Certes, les conditions proposées par la direction sont attractives, sans compter que le CHU de Saint-Étienne est reconnu pour son niveau d'expertise dans plusieurs domaines et pour la qualité de sa recherche. Mais la surcharge de travail est telle que les psychiatres s'épuisent rapidement, et partent. L'une de ces médecins est même en burn out. C'est la conséquence directe d'une sous-dotation chronique. Avec 11 psychiatres pour 140 000 adultes, soit 7,8 psychiatres pour 100 000 adultes, Saint-Étienne se situe bien en dessous de la moyenne nationale, qui est de 13,5 psychiatres.

S'agissant de santé mentale, les territoires de Saint-Étienne et de la vallée de l'Ondaine ont des besoins supérieurs à la moyenne nationale car ils concentrent les facteurs de risque, comme des indices de précarité très élevés. Et pourtant, les services de psychiatrie manquent cruellement de place. La densité nationale moyenne d'équipement en lits et en places d'hospitalisation à temps complet ou partiel est de 150 pour 100 000 habitants. Avec 424 000 habitants, le territoire stéphanois devrait être doté de 630 places : il n'en a que 440.

C'est pourquoi le rapport Hazan préconisait de ne pas laisser l'établissement seul face à ses difficultés. Pour le moment, les réponses que nous espérions pour la psychiatrie, en France et à Saint-Étienne, ne sont pas à la hauteur.

Quels moyens le Gouvernement compte-t-il apporter au CHU pour répondre aux difficultés structurelles du pôle psychiatrie et aux recommandations du rapport Hazan ?

M. le président. La parole est à Mme la secrétaire d'État auprès de la ministre des solidarités et de la santé.

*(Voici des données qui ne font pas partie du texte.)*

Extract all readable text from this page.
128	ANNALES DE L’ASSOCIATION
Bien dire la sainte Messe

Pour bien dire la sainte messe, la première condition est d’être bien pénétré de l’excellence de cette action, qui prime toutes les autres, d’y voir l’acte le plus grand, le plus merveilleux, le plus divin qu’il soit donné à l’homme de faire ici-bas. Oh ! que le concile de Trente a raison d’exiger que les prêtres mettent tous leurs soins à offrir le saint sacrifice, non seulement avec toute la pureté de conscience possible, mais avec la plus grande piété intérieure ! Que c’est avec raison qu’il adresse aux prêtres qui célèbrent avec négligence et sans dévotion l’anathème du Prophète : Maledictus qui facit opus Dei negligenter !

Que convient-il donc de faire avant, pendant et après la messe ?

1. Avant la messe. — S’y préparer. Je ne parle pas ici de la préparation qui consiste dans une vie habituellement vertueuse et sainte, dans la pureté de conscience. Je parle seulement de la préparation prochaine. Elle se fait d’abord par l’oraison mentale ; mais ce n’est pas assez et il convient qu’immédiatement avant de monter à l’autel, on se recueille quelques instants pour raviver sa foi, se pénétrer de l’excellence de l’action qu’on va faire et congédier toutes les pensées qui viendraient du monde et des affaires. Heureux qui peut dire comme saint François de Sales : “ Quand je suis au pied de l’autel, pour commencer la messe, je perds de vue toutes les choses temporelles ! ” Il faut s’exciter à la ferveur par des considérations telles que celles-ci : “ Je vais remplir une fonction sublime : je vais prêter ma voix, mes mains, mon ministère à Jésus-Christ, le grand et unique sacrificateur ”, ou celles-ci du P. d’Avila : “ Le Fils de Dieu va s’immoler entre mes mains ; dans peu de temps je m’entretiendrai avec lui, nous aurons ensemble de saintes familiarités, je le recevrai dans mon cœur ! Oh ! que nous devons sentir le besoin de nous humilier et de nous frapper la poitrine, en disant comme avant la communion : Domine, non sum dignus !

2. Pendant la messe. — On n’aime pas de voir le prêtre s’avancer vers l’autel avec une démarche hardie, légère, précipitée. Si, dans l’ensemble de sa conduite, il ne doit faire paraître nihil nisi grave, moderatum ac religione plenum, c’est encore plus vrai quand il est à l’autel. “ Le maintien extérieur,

Mme Christelle Dubos, secrétaire d'État auprès de la ministre des solidarités et de la santé. Monsieur le député, après avoir pris la mesure des dysfonctionnements relevés par la contrôleuse générale des lieux de privation de liberté, la gouvernance du centre hospitalier universitaire de Saint-Étienne a construit un plan d'action fondé sur l'ensemble des recommandations, que l'Agence régionale de santé suit de près. À ce jour, près de 60 % des actions prévues ont été réalisées, les autres étant engagées.

L'ARS a parallèlement diligenté une mission d'inspection début septembre, qui a pu notamment confirmer que la visite de la contrôleuse générale s'était déroulée au cours d'une période de très forte affluence au service d'accueil des urgences du CHU, ce qui expliquait, sans les excuser, certains de ses constats.

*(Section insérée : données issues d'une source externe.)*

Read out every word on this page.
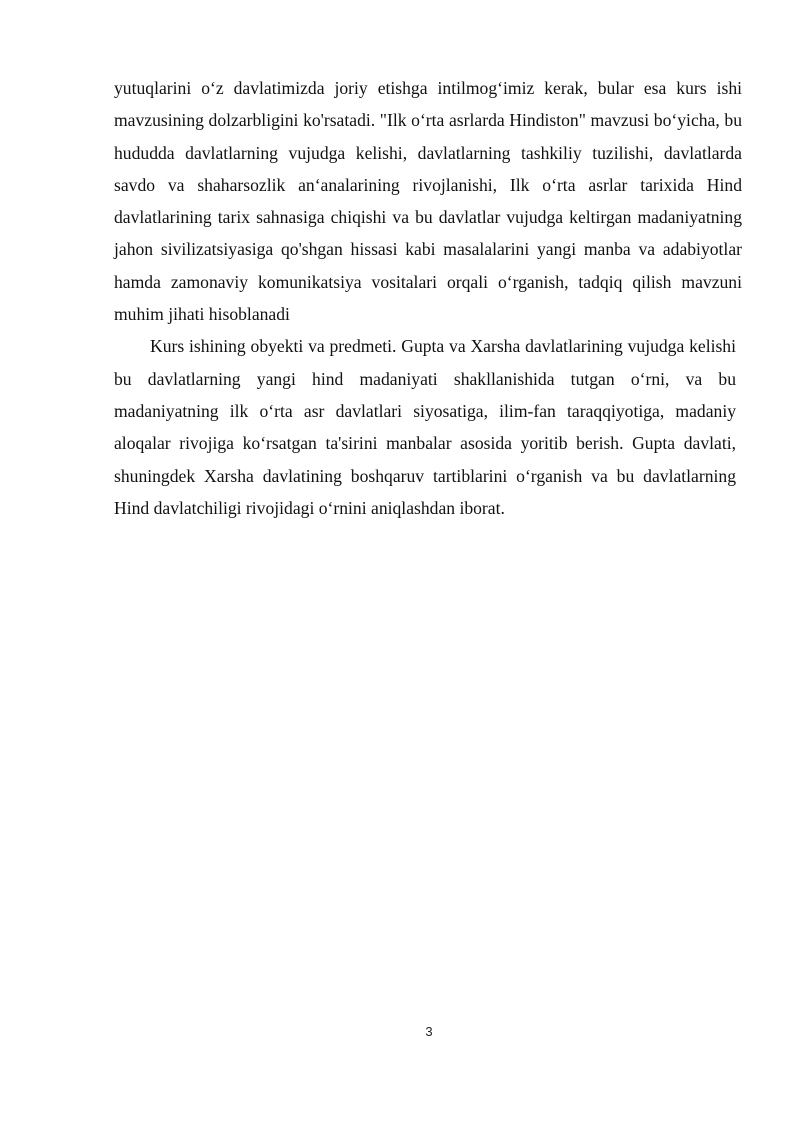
yutuqlarini o‘z davlatimizda joriy etishga intilmog‘imiz kerak, bular esa kurs ishi mavzusining dolzarbligini ko'rsatadi. "Ilk o‘rta asrlarda Hindiston" mavzusi bo‘yicha, bu hududda davlatlarning vujudga kelishi, davlatlarning tashkiliy tuzilishi, davlatlarda savdo va shaharsozlik an‘analarining rivojlanishi, Ilk o‘rta asrlar tarixida Hind davlatlarining tarix sahnasiga chiqishi va bu davlatlar vujudga keltirgan madaniyatning jahon sivilizatsiyasiga qo'shgan hissasi kabi masalalarini yangi manba va adabiyotlar hamda zamonaviy komunikatsiya vositalari orqali o‘rganish, tadqiq qilish mavzuni muhim jihati hisoblanadi

Kurs ishining obyekti va predmeti. Gupta va Xarsha davlatlarining vujudga kelishi bu davlatlarning yangi hind madaniyati shakllanishida tutgan o‘rni, va bu madaniyatning ilk o‘rta asr davlatlari siyosatiga, ilim-fan taraqqiyotiga, madaniy aloqalar rivojiga ko‘rsatgan ta'sirini manbalar asosida yoritib berish. Gupta davlati, shuningdek Xarsha davlatining boshqaruv tartiblarini o‘rganish va bu davlatlarning Hind davlatchiligi rivojidagi o‘rnini aniqlashdan iborat.

3
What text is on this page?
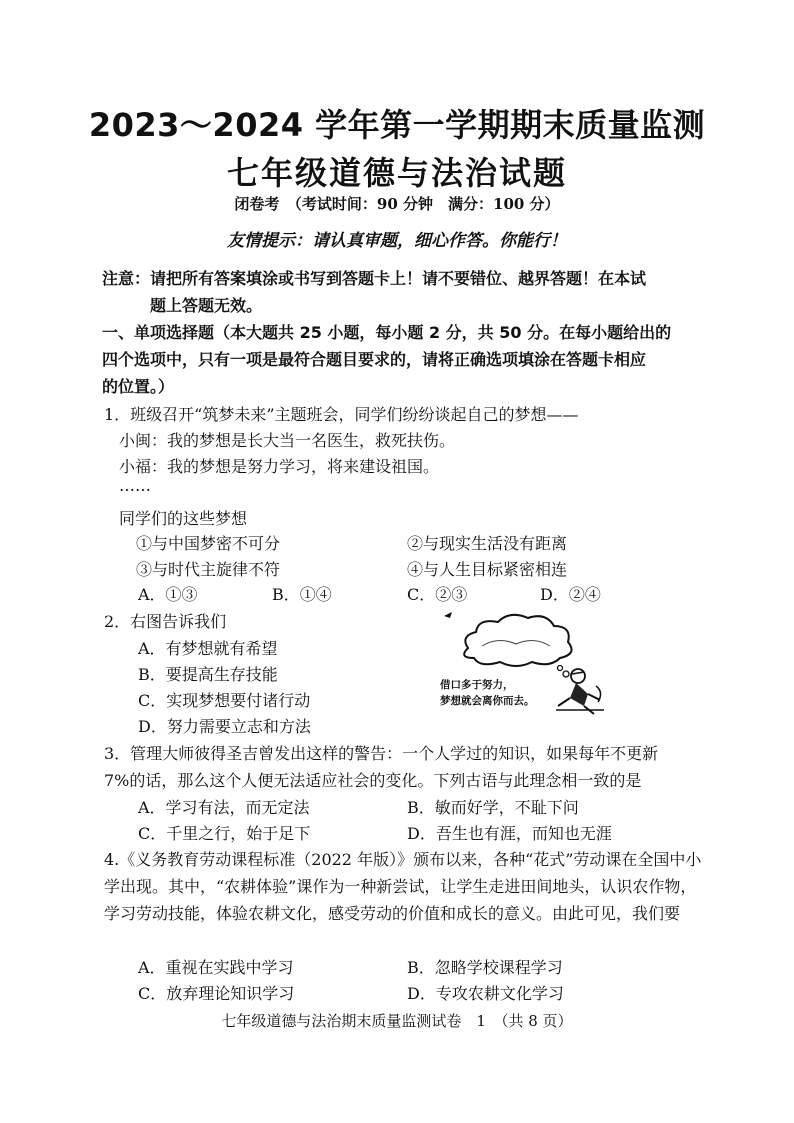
2023～2024 学年第一学期期末质量监测
七年级道德与法治试题
闭卷考　（考试时间：90 分钟　满分：100 分）
友情提示：请认真审题，细心作答。你能行！
注意：请把所有答案填涂或书写到答题卡上！请不要错位、越界答题！在本试
题上答题无效。
一、单项选择题（本大题共 25 小题，每小题 2 分，共 50 分。在每小题给出的
四个选项中，只有一项是最符合题目要求的，请将正确选项填涂在答题卡相应
的位置。）
1．班级召开“筑梦未来”主题班会，同学们纷纷谈起自己的梦想——
小闽：我的梦想是长大当一名医生，救死扶伤。
小福：我的梦想是努力学习，将来建设祖国。
……
同学们的这些梦想
①与中国梦密不可分	②与现实生活没有距离
③与时代主旋律不符	④与人生目标紧密相连
A．①③	B．①④	C．②③	D．②④
2．右图告诉我们
A．有梦想就有希望
B．要提高生存技能
C．实现梦想要付诸行动
D．努力需要立志和方法
借口多于努力，
梦想就会离你而去。
3．管理大师彼得圣吉曾发出这样的警告：一个人学过的知识，如果每年不更新
7%的话，那么这个人便无法适应社会的变化。下列古语与此理念相一致的是
A．学习有法，而无定法	B．敏而好学，不耻下问
C．千里之行，始于足下	D．吾生也有涯，而知也无涯
4.《义务教育劳动课程标准（2022 年版）》颁布以来，各种“花式”劳动课在全国中小学出现。其中，“农耕体验”课作为一种新尝试，让学生走进田间地头，认识农作物，学习劳动技能，体验农耕文化，感受劳动的价值和成长的意义。由此可见，我们要
A．重视在实践中学习	B．忽略学校课程学习
C．放弃理论知识学习	D．专攻农耕文化学习
七年级道德与法治期末质量监测试卷　1　（共 8 页）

Des actions ont été mises en place rapidement afin d'améliorer les conditions d'accueil des patients au sein du service des urgences générales et de fluidifier le parcours des patients hospitalisés. Je pense notamment à l'augmentation de la capacité d'hospitalisation en psychiatrie avec le doublement de certaines chambres d'hospitalisation, en attendant que les nouvelles unités de psychiatrie soient construites.

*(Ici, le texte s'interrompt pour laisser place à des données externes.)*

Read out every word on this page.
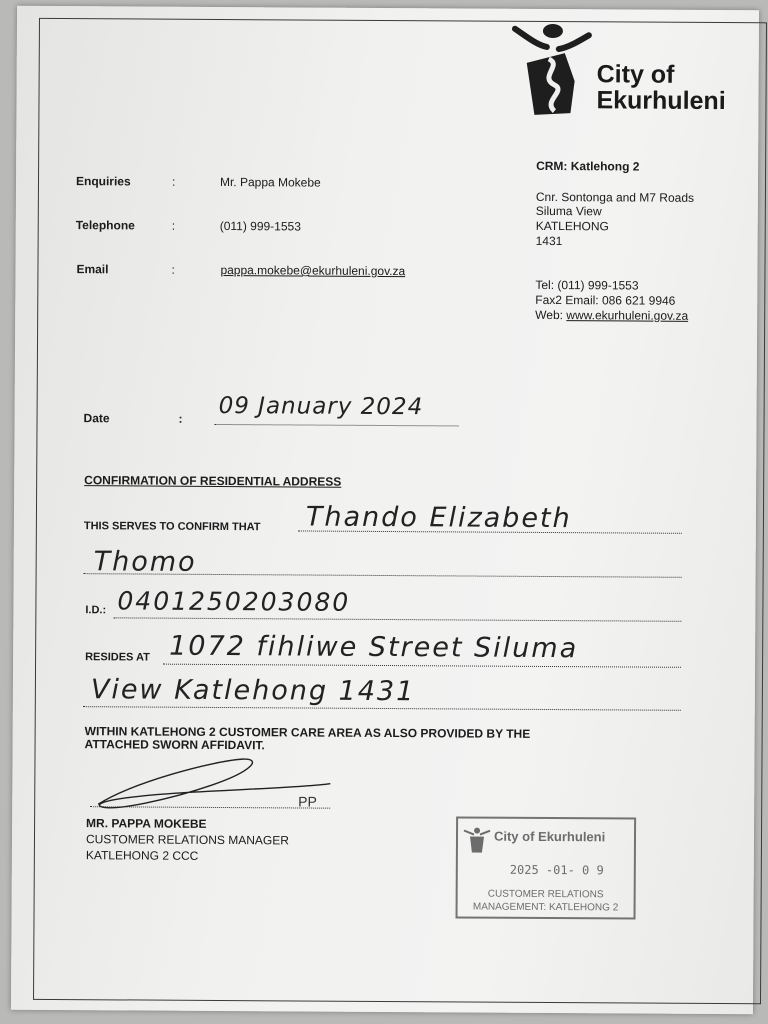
City of
Ekurhuleni
Enquiries	:	Mr. Pappa Mokebe
Telephone	:	(011) 999-1553
Email	:	pappa.mokebe@ekurhuleni.gov.za
CRM: Katlehong 2
Cnr. Sontonga and M7 Roads
Siluma View
KATLEHONG
1431
Tel: (011) 999-1553
Fax2 Email: 086 621 9946
Web: www.ekurhuleni.gov.za
Date	: 09 January 2024
CONFIRMATION OF RESIDENTIAL ADDRESS
THIS SERVES TO CONFIRM THAT Thando Elizabeth
Thomo
I.D.: 0401250203080
RESIDES AT 1072 fihliwe Street Siluma
View Katlehong 1431
WITHIN KATLEHONG 2 CUSTOMER CARE AREA AS ALSO PROVIDED BY THE
ATTACHED SWORN AFFIDAVIT.
PP
MR. PAPPA MOKEBE
CUSTOMER RELATIONS MANAGER
KATLEHONG 2 CCC
City of Ekurhuleni
2025 -01- 0 9
CUSTOMER RELATIONS
MANAGEMENT: KATLEHONG 2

Je pense aussi à la réorganisation du service des urgences psychiatriques, afin de renforcer la présence des médecins. Comme vous l'avez rappelé, monsieur le député, l'ARS soutient financièrement le CHU pour aménager, au sein du service d'accueil des urgences, un espace spécifique destiné aux patients présentant des troubles psychiatriques

Par ailleurs, d'autres actions ont été menées pour faire cesser les isolements comme les contentions non conformes à la loi et aux bonnes pratiques recommandées. Une convention avec le tribunal de grande instance est à l'étude afin de mieux définir les modalités pratiques d'audiences.

Enfin, les actions pour pourvoir les postes vacants de psychiatres ont été renforcées : elles visent à pourvoir rapidement tous les postes de personnel, médical comme non médical, non seulement dans le CHU de Saint-Étienne mais dans l'ensemble des CHU, car la problématique de la psychiatrie est malheureusement nationale.

M. le président. La parole est à M. Régis Juanico.

M. Régis Juanico. Cette réponse est insuffisante pour ce qui concerne les moyens humains. S'agissant du nombre de psychiatres, Saint-Étienne reste structurellement sous-doté. Aussi, il faudra accélérer les recrutements dans les prochains mois, madame la ministre, sans quoi nous reviendrons à la charge.